S3-CAV focuses on making the ability to perceive the local environment in 3D accessible to farmers transnationally. We devise a sensor framework which we populate with various vision-based and proprioceptive sensors, and combine their real-time input with stored data to provide short-loop safety responses and data sufficient to precisely control an application device in 3D.
The detailed data from the sensors is also sent to a commercial cloud-based Precision Farming Management Information System, where it is combined with stored data from earlier passes and other sources to produce human-readable maps with semantic overlays showing crop health, crop maturity, field traversability, irrigation networks, etc., whatever is relevant and requested. The versatility of this general sensor framework makes it truly transnational -- sensors and overlays can be adapted to specific crops, climates and geographical conditions.

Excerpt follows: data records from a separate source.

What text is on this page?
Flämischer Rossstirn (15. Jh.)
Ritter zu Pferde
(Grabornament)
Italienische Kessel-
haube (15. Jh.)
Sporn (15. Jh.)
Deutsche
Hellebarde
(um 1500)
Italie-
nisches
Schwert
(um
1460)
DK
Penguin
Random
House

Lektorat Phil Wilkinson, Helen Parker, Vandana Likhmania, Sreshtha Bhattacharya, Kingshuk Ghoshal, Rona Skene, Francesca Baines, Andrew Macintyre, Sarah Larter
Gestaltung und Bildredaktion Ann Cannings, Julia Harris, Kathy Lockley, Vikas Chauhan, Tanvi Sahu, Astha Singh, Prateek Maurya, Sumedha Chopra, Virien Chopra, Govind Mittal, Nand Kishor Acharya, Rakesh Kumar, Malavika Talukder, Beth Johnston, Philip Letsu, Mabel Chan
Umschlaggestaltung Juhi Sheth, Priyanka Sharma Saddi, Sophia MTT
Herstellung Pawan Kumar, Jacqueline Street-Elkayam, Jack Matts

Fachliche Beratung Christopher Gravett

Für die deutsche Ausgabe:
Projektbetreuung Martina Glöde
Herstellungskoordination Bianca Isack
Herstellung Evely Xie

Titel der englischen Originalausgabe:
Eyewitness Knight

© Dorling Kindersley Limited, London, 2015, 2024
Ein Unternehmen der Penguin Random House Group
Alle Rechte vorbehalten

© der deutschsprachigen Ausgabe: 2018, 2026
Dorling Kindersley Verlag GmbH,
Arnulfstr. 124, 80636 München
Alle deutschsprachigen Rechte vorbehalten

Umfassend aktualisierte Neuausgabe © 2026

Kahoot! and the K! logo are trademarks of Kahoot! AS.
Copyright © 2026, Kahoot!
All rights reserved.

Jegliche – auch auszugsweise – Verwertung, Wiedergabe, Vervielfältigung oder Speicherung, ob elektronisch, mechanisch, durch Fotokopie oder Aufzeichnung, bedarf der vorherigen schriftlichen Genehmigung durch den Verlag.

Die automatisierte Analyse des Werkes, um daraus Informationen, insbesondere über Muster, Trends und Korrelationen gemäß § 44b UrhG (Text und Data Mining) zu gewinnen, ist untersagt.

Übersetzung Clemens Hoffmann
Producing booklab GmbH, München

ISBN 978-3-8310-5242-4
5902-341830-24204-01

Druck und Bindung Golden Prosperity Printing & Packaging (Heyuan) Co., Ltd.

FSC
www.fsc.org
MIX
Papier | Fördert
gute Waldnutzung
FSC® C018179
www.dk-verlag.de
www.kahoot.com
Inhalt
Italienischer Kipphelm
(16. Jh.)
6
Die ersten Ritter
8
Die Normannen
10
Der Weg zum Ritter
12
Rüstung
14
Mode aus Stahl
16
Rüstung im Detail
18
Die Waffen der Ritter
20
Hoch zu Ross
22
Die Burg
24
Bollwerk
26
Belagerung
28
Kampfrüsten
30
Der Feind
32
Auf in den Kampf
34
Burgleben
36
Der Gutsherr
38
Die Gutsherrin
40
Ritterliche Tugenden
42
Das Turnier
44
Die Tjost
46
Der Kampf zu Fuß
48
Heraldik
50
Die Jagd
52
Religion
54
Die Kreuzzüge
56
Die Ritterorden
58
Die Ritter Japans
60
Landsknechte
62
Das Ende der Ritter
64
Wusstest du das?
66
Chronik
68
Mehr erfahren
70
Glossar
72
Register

Factors that hinder widespread adoption of Precision Farming methods include those relating to the perceived cost and complexity in getting started, and myths that PF is only feasible for large row crop farms. We address complexity by proposing a general PF solution with a common interface for data- and farm management, auto guidance, data visualization, and action planning, integrated into an existing commercial FMIS. We address the row crop preconception by building our initial test system to work in vineyards and olive groves.
Adoption of our system will be encouraged by being able to input data from any (open format) map-based source, and by the output from our system being compatible with most currently-used agricultural devices, everything that uses ISOXML, and the maps will be displayed on a standard Android tablet PC. Any map-based sensor data in any open format can be incorporated.